O Brasil começa a dar passos consistentes rumo à construção tecnológica na fronteira da computação quântica. A avaliação é do econofísico Luiz Augusto, professor de Computação Quântica na FGV e pesquisador do Venturus, instituto de ciência e tecnologia sediado em Campinas (SP). Durante encontro no inovabra, o professor explicou como está sendo construído um computador quântico nacional, com pesquisa desenvolvida na Unicamp e no Centro Brasileiro de Pesquisas Físicas (CBPF).
O projeto, apoiado por FAPESP, CNPq, MCTI e CAPES, é considerado um marco para a ciência aplicada no País. A fabricação própria de chips quânticos é um processo complexo, mas possível com a estrutura do instituto. A meta é consolidar, em território nacional, o domínio de uma tecnologia que deve redefinir os padrões de processamento e segurança de dados nas próximas décadas.
Segundo Luiz Augusto, o coração de um computador quântico está no chip fabricado a partir de wafers de silício. Esse material é utilizado pela pureza cristalina e pela compatibilidade com processos industriais já dominados. Sobre ele são depositadas camadas de alumínio ultrapuro, formando as chamadas junções Josephson — componentes que transformam bits clássicos em qubits, as unidades fundamentais da computação quântica.
Engenharia de alta complexidade
Para que esses qubits funcionem, é necessário atingir temperaturas próximas de 1 milikelvin, mil vezes mais frias que o espaço sideral. Essa condição extrema é alcançada por meio de um refrigerador de diluição, que utiliza misturas de hélio-3 e hélio-4 para resfriar o sistema de forma gradual e precisa. O equipamento, importado e adaptado por engenheiros brasileiros, é protegido por múltiplas camadas de escudos térmicos e magnéticos, feitos de ligas metálicas como alumínio, cobre e níquel-ferro.
O controle do qubit, no entanto, é o ponto mais sensível do processo. Como o chip opera em temperaturas criogênicas, enquanto os sistemas de comando estão à temperatura ambiente, é preciso modular sinais de micro-ondas com extrema precisão. Esses sinais percorrem cabos supercondutores de nióbio e titânio, passam por sucessivas etapas de amplificação e são filtrados por cristais de quartzo e materiais absorvedores de micro-ondas. Nada é trivial nesse processo, conforme relata Luiz Augusto: “é uma engenharia muito difícil fazer, é muito complicado e muito sensível. Mas o Brasil já consegue fazer isso”.
Além do domínio técnico, o pesquisador chama atenção para outro desafio: formar profissionais capacitados. Para treinar alguém que realmente domine a tecnologia leva de cinco a sete anos e a criação de centros de pesquisa e programas de formação avançada é essencial para sustentar o avanço brasileiro no campo quântico.
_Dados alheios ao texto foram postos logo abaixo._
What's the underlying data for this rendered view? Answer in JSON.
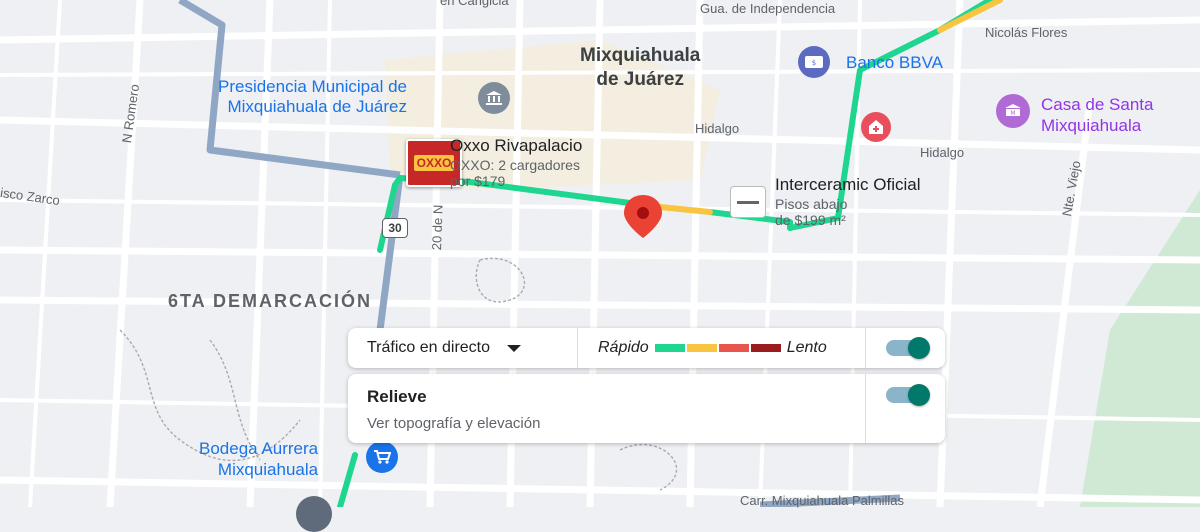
{
  "map": {
    "town": [
      "Mixquiahuala",
      "de Juárez"
    ],
    "district": "6TA DEMARCACIÓN",
    "route_shield": "30",
    "streets": {
      "top_left": "en Carigicia",
      "independencia": "Gua. de Independencia",
      "nicolas_flores": "Nicolás Flores",
      "hidalgo_1": "Hidalgo",
      "hidalgo_2": "Hidalgo",
      "n_romero": "N Romero",
      "zarco": "isco Zarco",
      "nte_viejo": "Nte. Viejo",
      "twenty_nov": "20 de N",
      "bottom": "Carr. Mixquiahuala Palmillas"
    },
    "places": {
      "presidencia": [
        "Presidencia Municipal de",
        "Mixquiahuala de Juárez"
      ],
      "banco": "Banco BBVA",
      "casa": [
        "Casa de Santa",
        "Mixquiahuala"
      ],
      "oxxo": {
        "name": "Oxxo Rivapalacio",
        "desc": [
          "OXXO: 2 cargadores",
          "por $179"
        ],
        "logo": "OXXO"
      },
      "interceramic": {
        "name": "Interceramic Oficial",
        "desc": [
          "Pisos abajo",
          "de $199 m²"
        ]
      },
      "bodega": [
        "Bodega Aurrera",
        "Mixquiahuala"
      ]
    },
    "icons": [
      "government-icon",
      "bank-icon",
      "hospital-icon",
      "museum-icon",
      "shopping-cart-icon",
      "location-pin-icon"
    ]
  },
  "traffic_panel": {
    "label": "Tráfico en directo",
    "fast_label": "Rápido",
    "slow_label": "Lento",
    "legend_colors": [
      "#1ed68f",
      "#f9c440",
      "#e8554c",
      "#9b1c1c"
    ],
    "toggle_on": true
  },
  "terrain_panel": {
    "title": "Relieve",
    "subtitle": "Ver topografía y elevación",
    "toggle_on": true
  },
  "colors": {
    "traffic_green": "#1ed68f",
    "traffic_yellow": "#f9c440",
    "main_road": "#8fa6c4",
    "park": "#cfe9d4"
  }
}
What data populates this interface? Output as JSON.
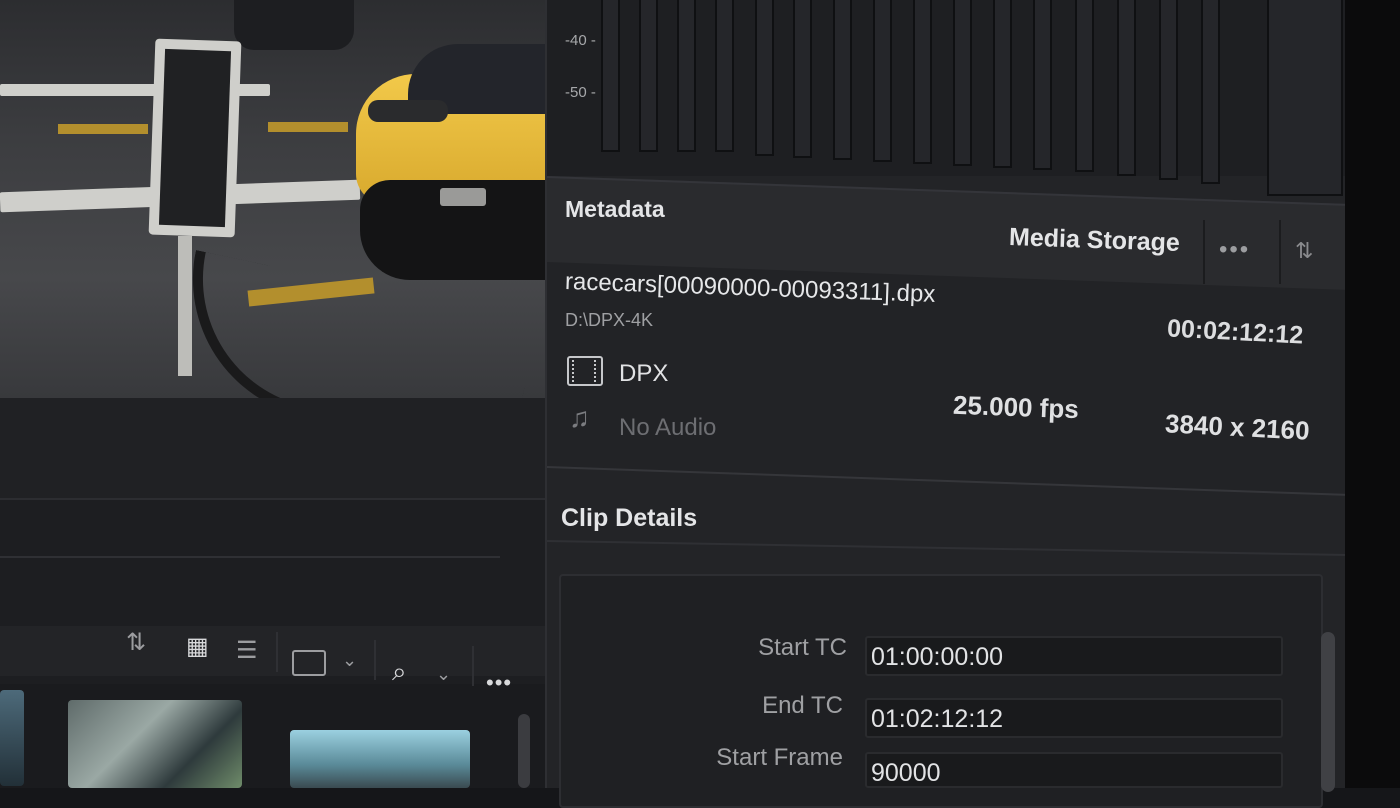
{
  "meters": {
    "scale": [
      "-40 -",
      "-50 -"
    ]
  },
  "metadata": {
    "title": "Metadata",
    "storage_label": "Media Storage",
    "more_icon": "more-horizontal-icon",
    "sort_icon": "sort-icon",
    "file_name": "racecars[00090000-00093311].dpx",
    "path": "D:\\DPX-4K",
    "duration": "00:02:12:12",
    "codec": "DPX",
    "audio": "No Audio",
    "fps": "25.000 fps",
    "resolution": "3840 x 2160"
  },
  "clip_details": {
    "title": "Clip Details",
    "rows": [
      {
        "label": "Start TC",
        "value": "01:00:00:00"
      },
      {
        "label": "End TC",
        "value": "01:02:12:12"
      },
      {
        "label": "Start Frame",
        "value": "90000"
      }
    ]
  },
  "media_pool": {
    "transport": {
      "next": "⏭",
      "prev": "⏮"
    },
    "toolbar_icons": [
      "sort-icon",
      "thumbnail-view-icon",
      "list-view-icon",
      "clip-view-icon",
      "search-icon",
      "more-horizontal-icon"
    ]
  }
}
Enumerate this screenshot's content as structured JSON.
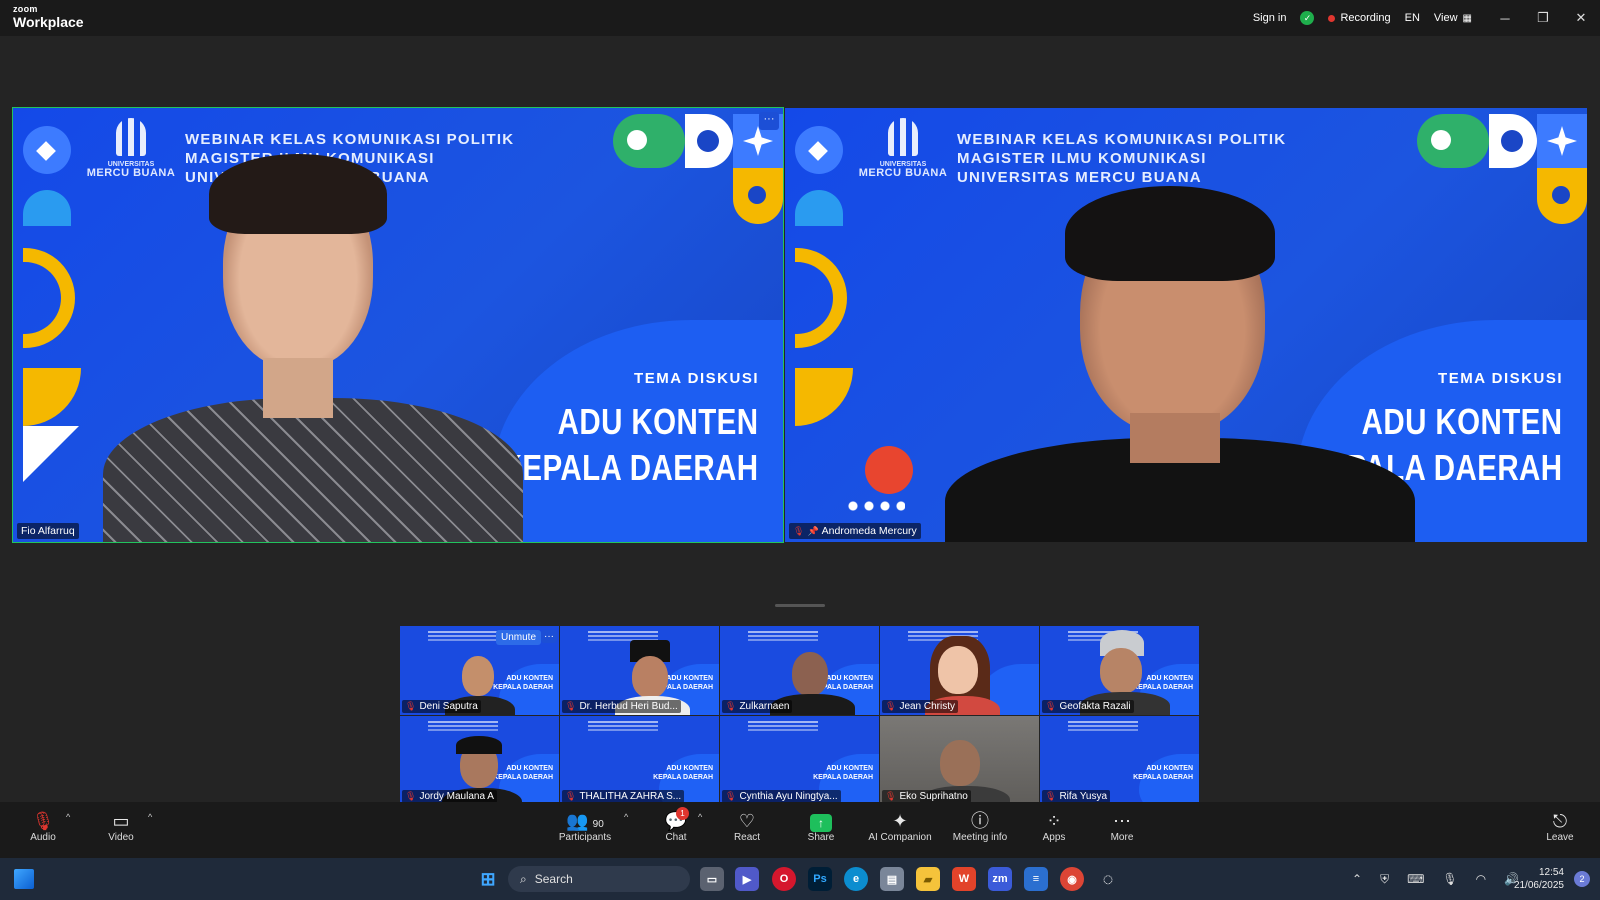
{
  "app": {
    "logo_top": "zoom",
    "logo_bottom": "Workplace"
  },
  "titlebar": {
    "sign_in": "Sign in",
    "recording": "Recording",
    "language": "EN",
    "view": "View"
  },
  "slide": {
    "title_lines": [
      "WEBINAR KELAS KOMUNIKASI POLITIK",
      "MAGISTER ILMU KOMUNIKASI",
      "UNIVERSITAS MERCU BUANA"
    ],
    "uni_small": "UNIVERSITAS",
    "uni_big": "MERCU BUANA",
    "tema_label": "TEMA DISKUSI",
    "tema_line1": "ADU KONTEN",
    "tema_line2": "KEPALA DAERAH"
  },
  "speakers": [
    {
      "name": "Fio Alfarruq",
      "active": true
    },
    {
      "name": "Andromeda Mercury",
      "pinned": true,
      "muted": true
    }
  ],
  "gallery": [
    {
      "name": "Deni Saputra",
      "muted": true
    },
    {
      "name": "Dr. Herbud Heri Bud...",
      "muted": true
    },
    {
      "name": "Zulkarnaen",
      "muted": true
    },
    {
      "name": "Jean Christy",
      "muted": true
    },
    {
      "name": "Geofakta Razali",
      "muted": true
    },
    {
      "name": "Jordy Maulana A",
      "muted": true
    },
    {
      "name": "THALITHA ZAHRA S...",
      "muted": true
    },
    {
      "name": "Cynthia Ayu Ningtya...",
      "muted": true
    },
    {
      "name": "Eko Suprihatno",
      "muted": true
    },
    {
      "name": "Rifa Yusya",
      "muted": true
    }
  ],
  "gallery_controls": {
    "unmute": "Unmute",
    "more": "···"
  },
  "toolbar": {
    "audio": "Audio",
    "video": "Video",
    "participants": "Participants",
    "participants_count": "90",
    "chat": "Chat",
    "chat_badge": "1",
    "react": "React",
    "share": "Share",
    "ai_companion": "AI Companion",
    "meeting_info": "Meeting info",
    "apps": "Apps",
    "more": "More",
    "leave": "Leave"
  },
  "taskbar": {
    "search": "Search",
    "time": "12:54",
    "date": "21/06/2025",
    "notifications": "2"
  },
  "colors": {
    "active_speaker_border": "#22c35d",
    "slide_blue": "#1449e8",
    "recording_dot": "#e0362f",
    "share_green": "#1ebf5c"
  }
}
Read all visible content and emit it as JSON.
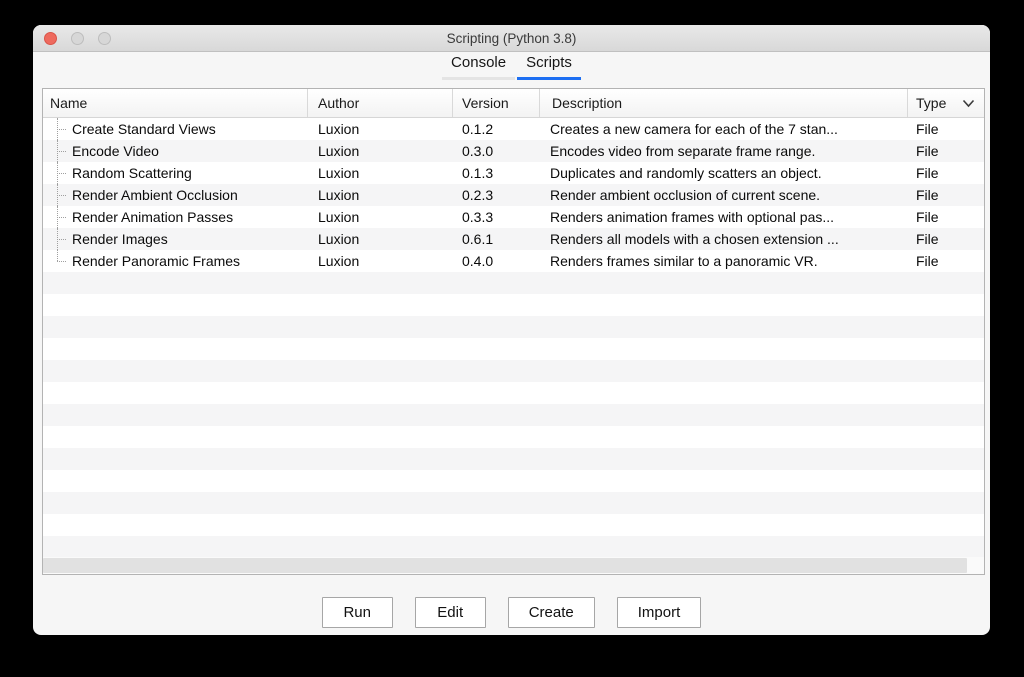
{
  "window": {
    "title": "Scripting (Python 3.8)"
  },
  "tabs": [
    {
      "label": "Console",
      "active": false
    },
    {
      "label": "Scripts",
      "active": true
    }
  ],
  "table": {
    "columns": [
      "Name",
      "Author",
      "Version",
      "Description",
      "Type"
    ],
    "rows": [
      [
        "Create Standard Views",
        "Luxion",
        "0.1.2",
        "Creates a new camera for each of the 7 stan...",
        "File"
      ],
      [
        "Encode Video",
        "Luxion",
        "0.3.0",
        "Encodes video from separate frame range.",
        "File"
      ],
      [
        "Random Scattering",
        "Luxion",
        "0.1.3",
        "Duplicates and randomly scatters an object.",
        "File"
      ],
      [
        "Render Ambient Occlusion",
        "Luxion",
        "0.2.3",
        "Render ambient occlusion of current scene.",
        "File"
      ],
      [
        "Render Animation Passes",
        "Luxion",
        "0.3.3",
        "Renders animation frames with optional pas...",
        "File"
      ],
      [
        "Render Images",
        "Luxion",
        "0.6.1",
        "Renders all models with a chosen extension ...",
        "File"
      ],
      [
        "Render Panoramic Frames",
        "Luxion",
        "0.4.0",
        "Renders frames similar to a panoramic VR.",
        "File"
      ]
    ]
  },
  "buttons": [
    "Run",
    "Edit",
    "Create",
    "Import"
  ],
  "icons": {
    "type_header_chevron": "chevron-down",
    "close": "close-circle",
    "minimize": "gray-circle",
    "zoom": "gray-circle"
  },
  "colors": {
    "tab_active_underline": "#1d6ff2",
    "tab_inactive_underline": "#e4e4e4",
    "close_button": "#ee6a5e",
    "row_stripe": "#f5f5f6"
  }
}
Luiz Augusto defende que o país precisa escolher se quer apenas utilizar tecnologias estrangeiras ou produzir seus próprios computadores quânticos. Segundo ele, depender de soluções externas não é uma opção, especialmente diante da Lei Geral de Proteção de Dados (LGPD), que restringe o envio de informações sensíveis ao exterior.
Centro de pesquisa quântica

O Venturus abriga um centro de excelência em computação quântica responsável por testar materiais, projetar circuitos e integrar as etapas de fabricação. Atuando há mais de 30 anos como instituto privado de ciência e tecnologia sem fins lucrativos, a instituição colabora com universidades, startups e grandes corporações (como Microsoft e Serpro), marcando presença em áreas como criptografia pós-quântica e bioinformática quântica aplicada.
Daniel Moraes, head de Tecnologias Emergentes do Venturus, explicou que a parceria com a QuERA Latam, fabricante de computadores de átomos neutros, possibilita o acesso a processadores quânticos reais e capacidade local para simular até 36 qubits, combinando pesquisa teórica e validação experimental.
A atuação do Venturus também se expande para projetos de impacto ambiental e social. Em colaboração com a startup QuaTI, desenvolve sistemas de prevenção de catástrofes climáticas baseados em algoritmos quânticos. Já o projeto Plant Genomics, ligado ao Open Quantum Institute e apoiado pela ONU, aplica computação quântica à edição genética de plantas, com foco em segurança alimentar e redução de consumo energético em biotecnologia.